USP/HCRP - Hospital das Clínicas de Ribeirão Preto (SP) — Prova 2020
Uma paciente jovem procurou a Unidade da Saúde da Família (USF), perto do final do expediente, com uma queixa de dor lombar que se iniciou há, aproximadamente, um mês. Ao chegar, percebeu que a USF estava lotada. Esperou alguns minutos e foi atendida por um membro da equipe que checou os seus dados, perguntou sobre o seu problema, se apresentava outras queixas e avaliou seus sinais vitais (pressão arterial, pulso e temperatura), que estavam dentro dos padrões normais. O membro da equipe explicou à jovem que a agenda do médico estava sem vagas, naquele momento, mas que ele poderia agendar uma consulta para o próximo dia, tendo em vista, as características de seu problema e ela pertencer ao território da USF. A ação específica do membro da equipe de saúde nesta situação denomina-se
Acolhimento com classificação de risco → escuta, avaliação de urgência e direcionamento adequado do paciente.
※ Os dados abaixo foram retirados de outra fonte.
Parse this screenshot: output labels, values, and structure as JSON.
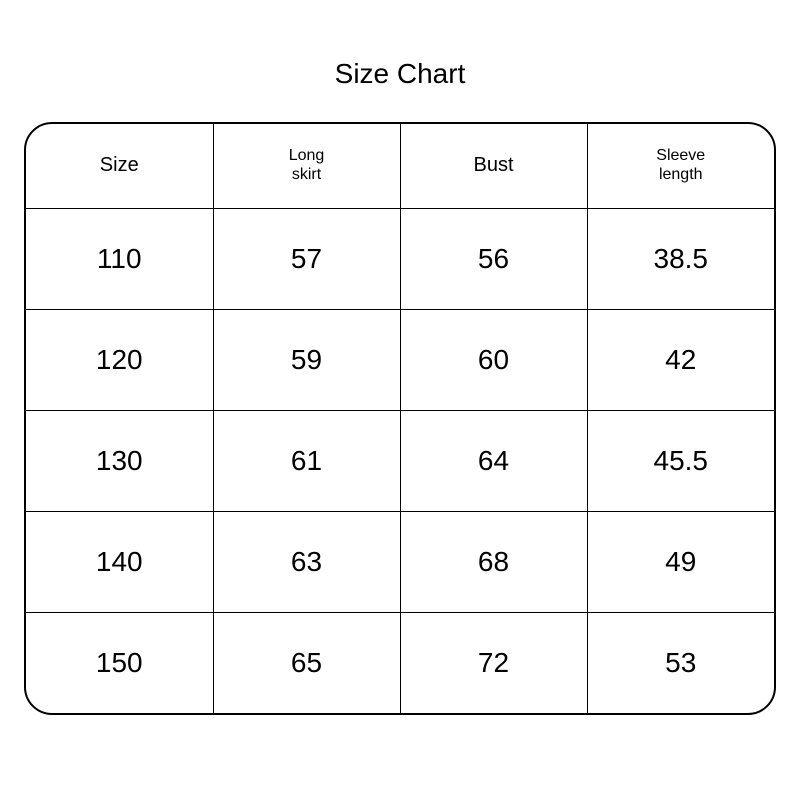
{
  "title": "Size Chart",
  "table": {
    "type": "table",
    "background_color": "#ffffff",
    "border_color": "#000000",
    "border_width": 2,
    "border_radius": 28,
    "title_fontsize": 28,
    "header_fontsize": 20,
    "header_small_fontsize": 16,
    "cell_fontsize": 28,
    "text_color": "#000000",
    "header_row_height": 84,
    "data_row_height": 101,
    "columns": [
      {
        "label": "Size",
        "small": false
      },
      {
        "label": "Long\nskirt",
        "small": true
      },
      {
        "label": "Bust",
        "small": false
      },
      {
        "label": "Sleeve\nlength",
        "small": true
      }
    ],
    "rows": [
      [
        "110",
        "57",
        "56",
        "38.5"
      ],
      [
        "120",
        "59",
        "60",
        "42"
      ],
      [
        "130",
        "61",
        "64",
        "45.5"
      ],
      [
        "140",
        "63",
        "68",
        "49"
      ],
      [
        "150",
        "65",
        "72",
        "53"
      ]
    ]
  }
}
O acolhimento com classificação de risco é uma diretriz da Atenção Primária que visa organizar o fluxo de atendimento, garantindo que a necessidade de saúde do paciente seja avaliada e que ele seja direcionado ao cuidado mais adequado no tempo certo, mesmo que não seja uma emergência imediata.
O acolhimento com classificação de risco é uma das diretrizes fundamentais da Política Nacional de Humanização (PNH) e da Atenção Primária à Saúde (APS) no Brasil. Ele representa uma mudança de paradigma no acesso aos serviços de saúde, substituindo a tradicional 'fila de espera' por um processo de escuta qualificada e avaliação da necessidade do usuário. Seu objetivo é garantir que todos que procuram a unidade de saúde sejam atendidos, tenham suas demandas compreendidas e sejam direcionados ao cuidado mais apropriado, no tempo certo, conforme a gravidade e a complexidade de seu problema. Na prática, o acolhimento envolve a recepção do usuário por um profissional de saúde que, por meio de uma escuta atenta e da avaliação de sinais e sintomas, consegue identificar a urgência do caso. Isso permite que situações agudas sejam priorizadas e que problemas crônicos ou de menor urgência sejam agendados ou encaminhados de forma adequada, evitando a sobrecarga do atendimento médico imediato e promovendo a longitudinalidade do cuidado. A classificação de risco não se restringe apenas à gravidade clínica, mas também considera a vulnerabilidade social e as necessidades subjetivas do paciente. Para residentes, compreender e aplicar o acolhimento é essencial para a prática na APS. Ele não apenas otimiza o fluxo de trabalho da equipe, mas também fortalece o vínculo com a comunidade, melhora a satisfação do usuário e contribui para a integralidade e equidade do cuidado. Dominar essa ferramenta é crucial para uma gestão eficiente da demanda e para a construção de uma relação de confiança entre a equipe de saúde e a população adscrita.
O objetivo principal é organizar o fluxo de atendimento, identificar as necessidades de saúde dos usuários, classificar o risco e a vulnerabilidade, e garantir o acesso oportuno e adequado aos serviços, priorizando os casos mais graves sem deixar de atender os menos urgentes.
O acolhimento pode ser realizado por qualquer membro da equipe de saúde devidamente capacitado, como enfermeiros, técnicos de enfermagem ou outros profissionais, que realizam a escuta qualificada, a avaliação inicial e o direcionamento do paciente.
O acolhimento vai além da triagem tradicional, que foca na aferição de sinais vitais e queixa principal. Ele incorpora a escuta qualificada, a avaliação da necessidade de saúde em sua totalidade e a classificação de risco, buscando resolver ou encaminhar o problema de forma humanizada e resolutiva.